Since the Riemann hypothesis is equivalent to $\pi(x) = \text{Li}(x) + O(\sqrt x \log x)$,
One would expect that a plot of $|\pi(x) - \text{Li}(x)|$ and $\sqrt x \log x$ would show $|\pi(x) - \text{Li}(x)|$ coming near $\sqrt x \log x$. For values of $x$ up to even $10^8$ this does not happen. Does anyone know when the predicted asymptotic behavior shows up in a plot?

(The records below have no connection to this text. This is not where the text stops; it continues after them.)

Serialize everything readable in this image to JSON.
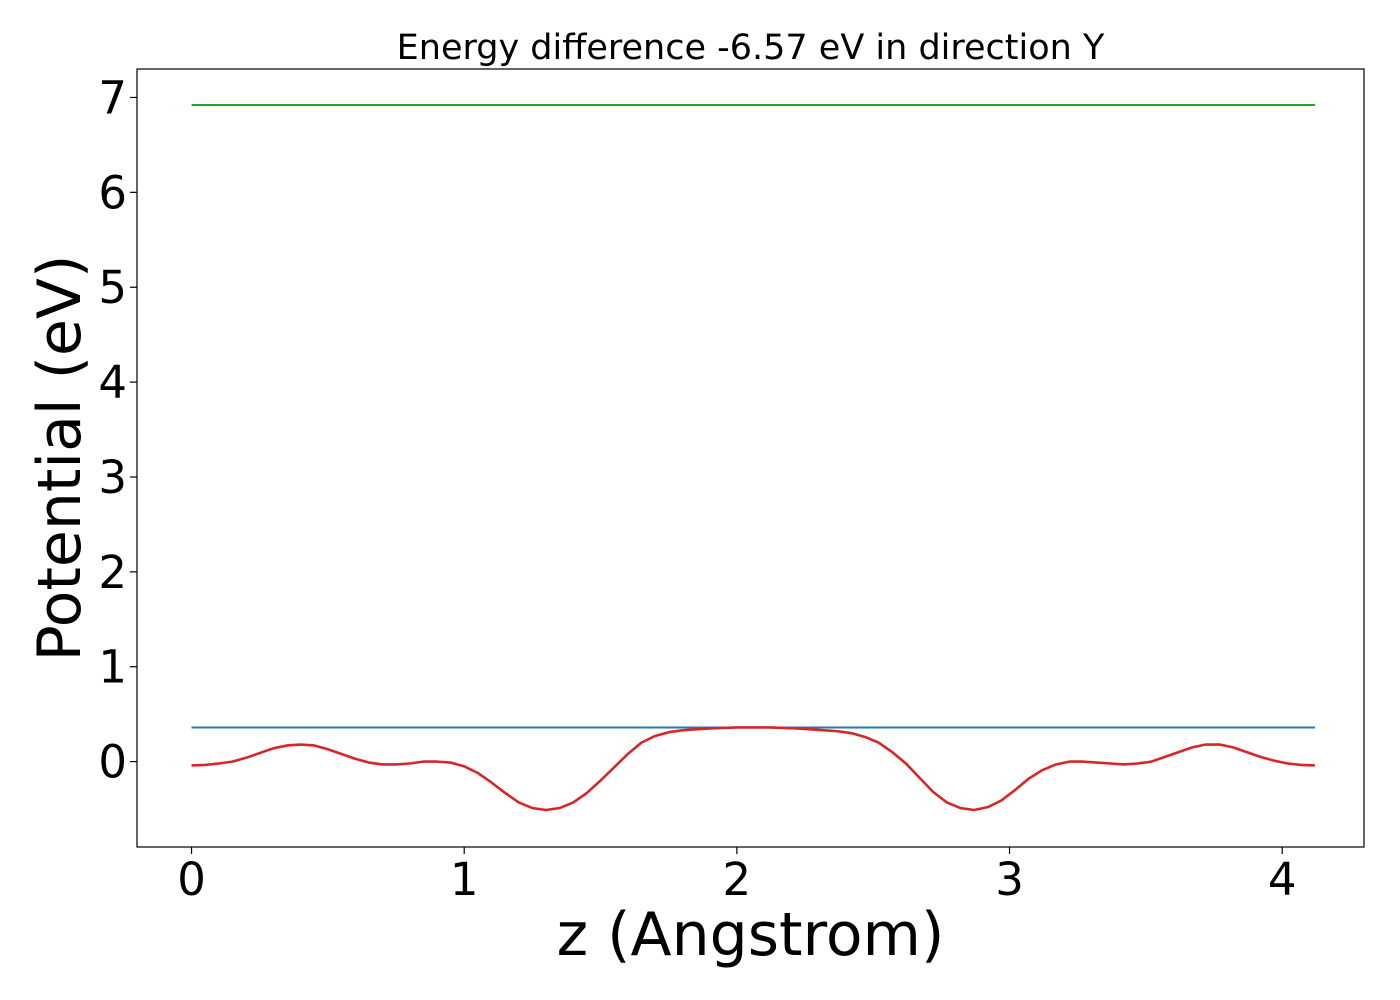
{
  "chart_data": {
    "type": "line",
    "title": "Energy difference -6.57 eV in direction Y",
    "xlabel": "z (Angstrom)",
    "ylabel": "Potential (eV)",
    "xlim": [
      -0.2,
      4.3
    ],
    "ylim": [
      -0.9,
      7.3
    ],
    "xticks": [
      0,
      1,
      2,
      3,
      4
    ],
    "yticks": [
      0,
      1,
      2,
      3,
      4,
      5,
      6,
      7
    ],
    "grid": false,
    "legend": "none",
    "series": [
      {
        "color": "#2ca02c",
        "x": [
          0,
          4.12
        ],
        "y": [
          6.92,
          6.92
        ]
      },
      {
        "color": "#1f77b4",
        "x": [
          0,
          4.12
        ],
        "y": [
          0.36,
          0.36
        ]
      },
      {
        "color": "#d62728",
        "x": [
          0,
          0.05,
          0.1,
          0.15,
          0.2,
          0.25,
          0.3,
          0.35,
          0.4,
          0.45,
          0.5,
          0.55,
          0.6,
          0.65,
          0.7,
          0.75,
          0.8,
          0.85,
          0.9,
          0.95,
          1.0,
          1.05,
          1.1,
          1.15,
          1.2,
          1.25,
          1.3,
          1.35,
          1.4,
          1.45,
          1.5,
          1.55,
          1.6,
          1.65,
          1.7,
          1.75,
          1.8,
          1.85,
          1.9,
          1.95,
          2.0,
          2.06,
          2.12,
          2.17,
          2.22,
          2.27,
          2.32,
          2.37,
          2.42,
          2.47,
          2.52,
          2.57,
          2.62,
          2.67,
          2.72,
          2.77,
          2.82,
          2.87,
          2.92,
          2.97,
          3.02,
          3.07,
          3.12,
          3.17,
          3.22,
          3.27,
          3.32,
          3.37,
          3.42,
          3.47,
          3.52,
          3.57,
          3.62,
          3.67,
          3.72,
          3.77,
          3.82,
          3.87,
          3.92,
          3.97,
          4.02,
          4.07,
          4.12
        ],
        "y": [
          -0.04,
          -0.035,
          -0.02,
          0.0,
          0.04,
          0.09,
          0.14,
          0.17,
          0.18,
          0.17,
          0.13,
          0.08,
          0.03,
          -0.01,
          -0.03,
          -0.03,
          -0.02,
          0.0,
          0.0,
          -0.01,
          -0.05,
          -0.12,
          -0.22,
          -0.33,
          -0.43,
          -0.49,
          -0.51,
          -0.49,
          -0.43,
          -0.33,
          -0.2,
          -0.06,
          0.08,
          0.2,
          0.27,
          0.31,
          0.33,
          0.34,
          0.35,
          0.355,
          0.36,
          0.36,
          0.36,
          0.355,
          0.35,
          0.34,
          0.33,
          0.32,
          0.3,
          0.26,
          0.2,
          0.1,
          -0.02,
          -0.17,
          -0.32,
          -0.43,
          -0.49,
          -0.51,
          -0.48,
          -0.41,
          -0.3,
          -0.18,
          -0.09,
          -0.03,
          0.0,
          0.0,
          -0.01,
          -0.02,
          -0.03,
          -0.02,
          0.0,
          0.05,
          0.1,
          0.15,
          0.18,
          0.18,
          0.15,
          0.1,
          0.05,
          0.01,
          -0.02,
          -0.035,
          -0.04
        ]
      }
    ]
  }
}
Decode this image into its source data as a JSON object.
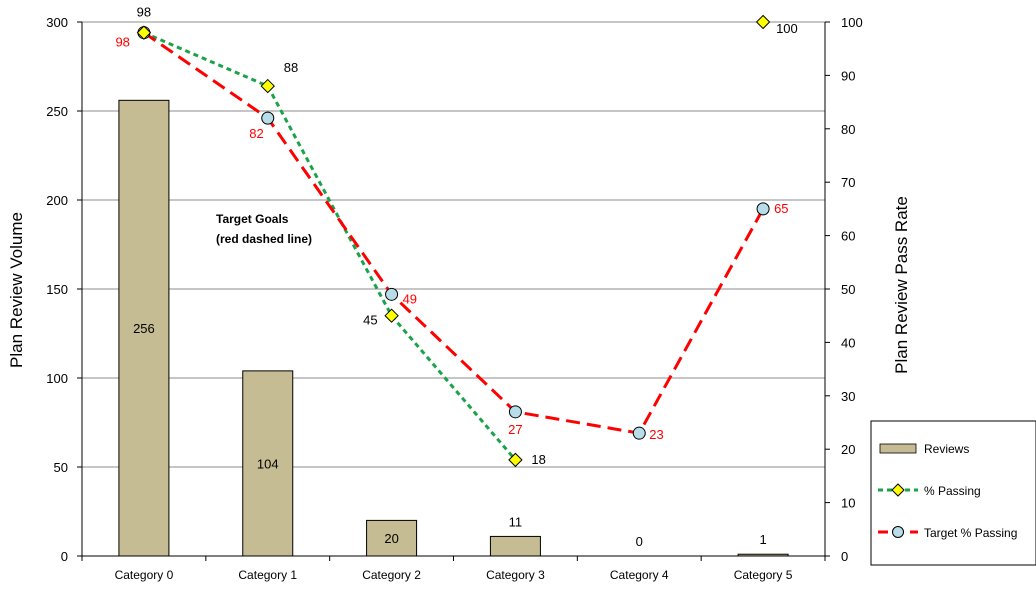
{
  "chart_data": {
    "type": "bar",
    "categories": [
      "Category 0",
      "Category 1",
      "Category 2",
      "Category 3",
      "Category 4",
      "Category 5"
    ],
    "series": [
      {
        "name": "Reviews",
        "type": "bar",
        "axis": "left",
        "values": [
          256,
          104,
          20,
          11,
          0,
          1
        ],
        "color": "#c6bc93"
      },
      {
        "name": "% Passing",
        "type": "line",
        "axis": "right",
        "values": [
          98,
          88,
          45,
          18,
          null,
          100
        ],
        "color": "#1aa34a",
        "marker_color": "#ffff00"
      },
      {
        "name": "Target % Passing",
        "type": "line",
        "axis": "right",
        "values": [
          98,
          82,
          49,
          27,
          23,
          65
        ],
        "color": "#ff0000",
        "marker_color": "#b7dde8"
      }
    ],
    "ylabel": "Plan Review Volume",
    "y2label": "Plan Review Pass Rate",
    "ylim": [
      0,
      300
    ],
    "y2lim": [
      0,
      100
    ],
    "yticks": [
      "0",
      "50",
      "100",
      "150",
      "200",
      "250",
      "300"
    ],
    "y2ticks": [
      "0",
      "10",
      "20",
      "30",
      "40",
      "50",
      "60",
      "70",
      "80",
      "90",
      "100"
    ],
    "annotation": [
      "Target Goals",
      "(red dashed line)"
    ],
    "legend": {
      "position": "bottom-right",
      "entries": [
        "Reviews",
        "% Passing",
        "Target % Passing"
      ]
    },
    "grid": true
  }
}
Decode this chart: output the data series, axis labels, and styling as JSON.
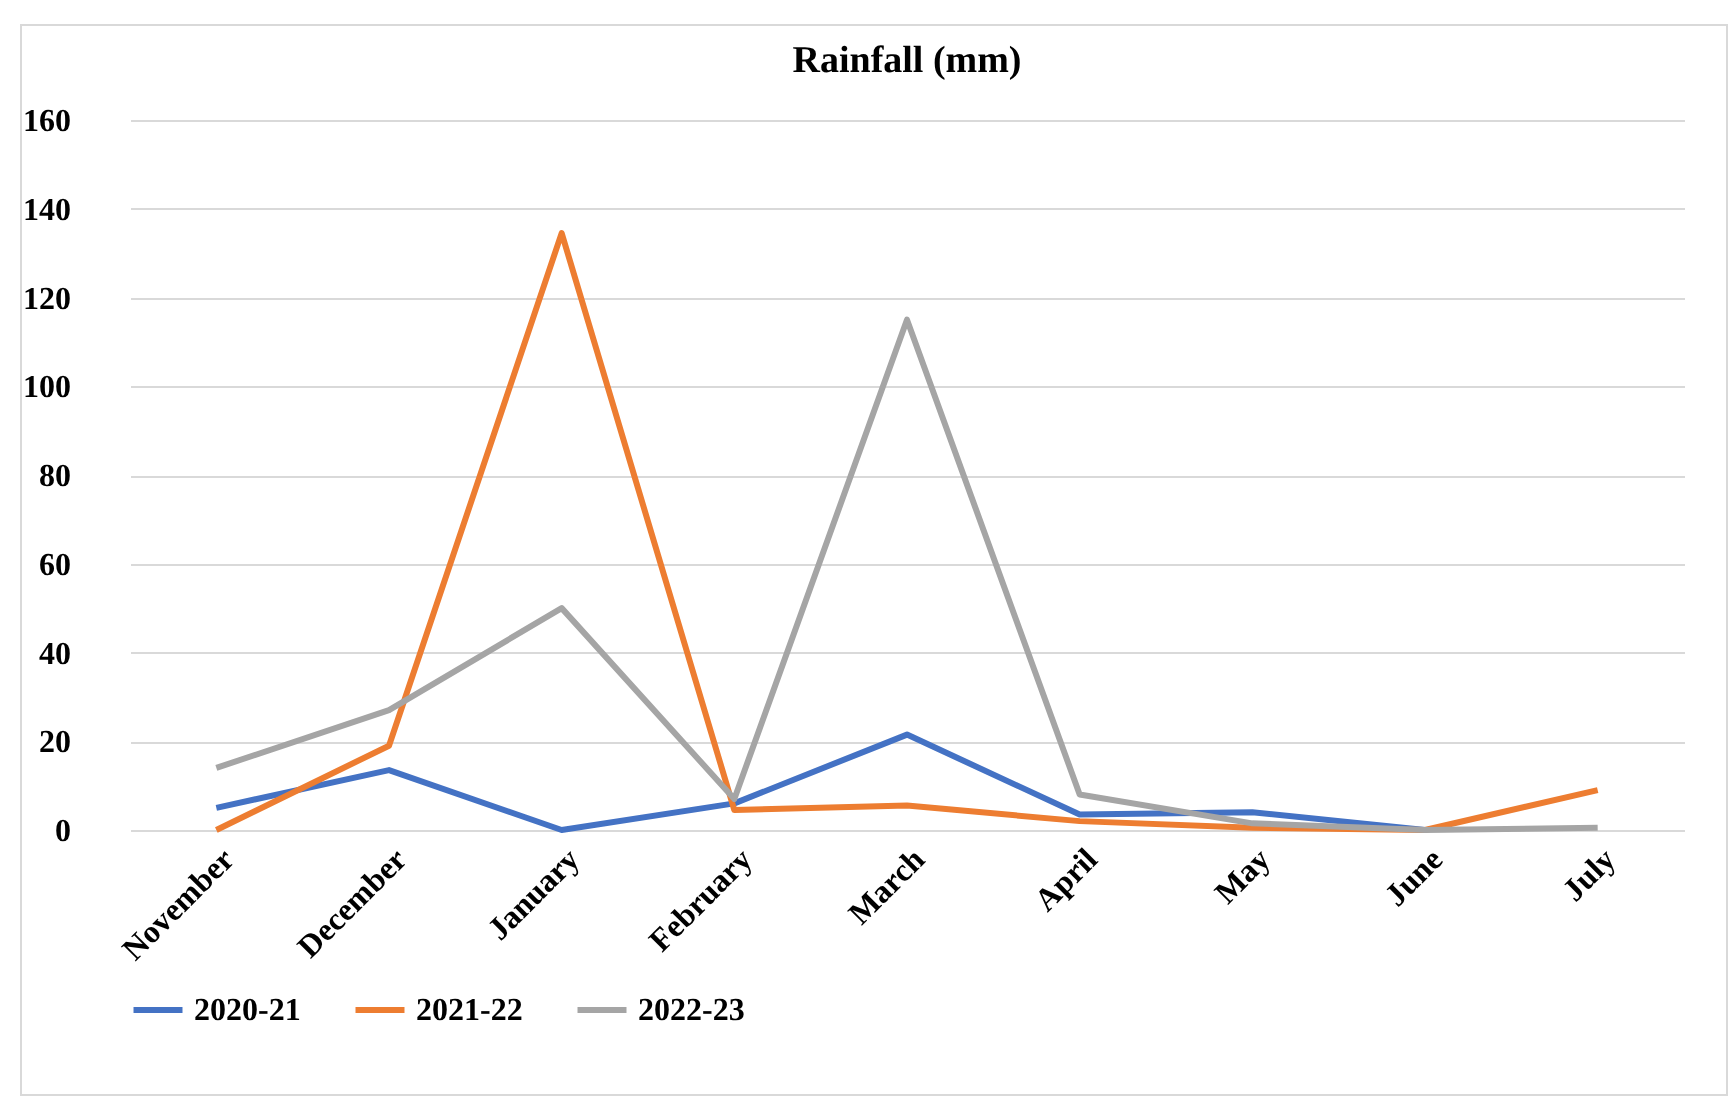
{
  "chart_data": {
    "type": "line",
    "title": "Rainfall (mm)",
    "categories": [
      "November",
      "December",
      "January",
      "February",
      "March",
      "April",
      "May",
      "June",
      "July"
    ],
    "series": [
      {
        "name": "2020-21",
        "color": "#4472c4",
        "values": [
          5,
          13.5,
          0,
          6,
          21.5,
          3.5,
          4,
          0,
          null
        ]
      },
      {
        "name": "2021-22",
        "color": "#ed7d31",
        "values": [
          0,
          19,
          134.5,
          4.5,
          5.5,
          2,
          0.5,
          0,
          9
        ]
      },
      {
        "name": "2022-23",
        "color": "#a5a5a5",
        "values": [
          14,
          27,
          50,
          7,
          115,
          8,
          1.5,
          0,
          0.5
        ]
      }
    ],
    "ylim": [
      0,
      160
    ],
    "yticks": [
      0,
      20,
      40,
      60,
      80,
      100,
      120,
      140,
      160
    ],
    "grid": "y",
    "legend": "bottom",
    "marker": "none",
    "line_style": "solid"
  }
}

The $\log x$ factor is a result of Koch (1901) and still the best known consequence of the Riemann Hypothesis, but it is probably very far from the truth. Littlewood (1914) proved that this factor is $\Omega(\log\log\log(x)/\log x)$, while Montgomery conjectures that the truth is around $(\log\log\log x)^2/\log x$. The last information was communicated to me by Pintz around a year ago.
The Riemann Hypothesis is also equivalent to $|\pi(x) - Li(x)| = O(x^{1/2 + \epsilon})$, so let's look at that instead. In other words, $\log$ of the error should be about $(1/2) \log x$.
The sequence of points plotted below is $( \log x,\ \log |\pi(x) - Li(x)|)$ for $x=10^k$, with $1 \leq k \leq 23$. The straight line has slope $1/2$, with constant term chosen by a least squares fit (specifically, the line is $x/2 -1.24878$). Interpreted in this way, you can definitely see the promised asymptotic behavior.
(Data set courtesy of Wikipedia)
Note: My $\log$'s are base $10$, since my data set was binned by powers of $10$ already. Of course, that doesn't effect the slope.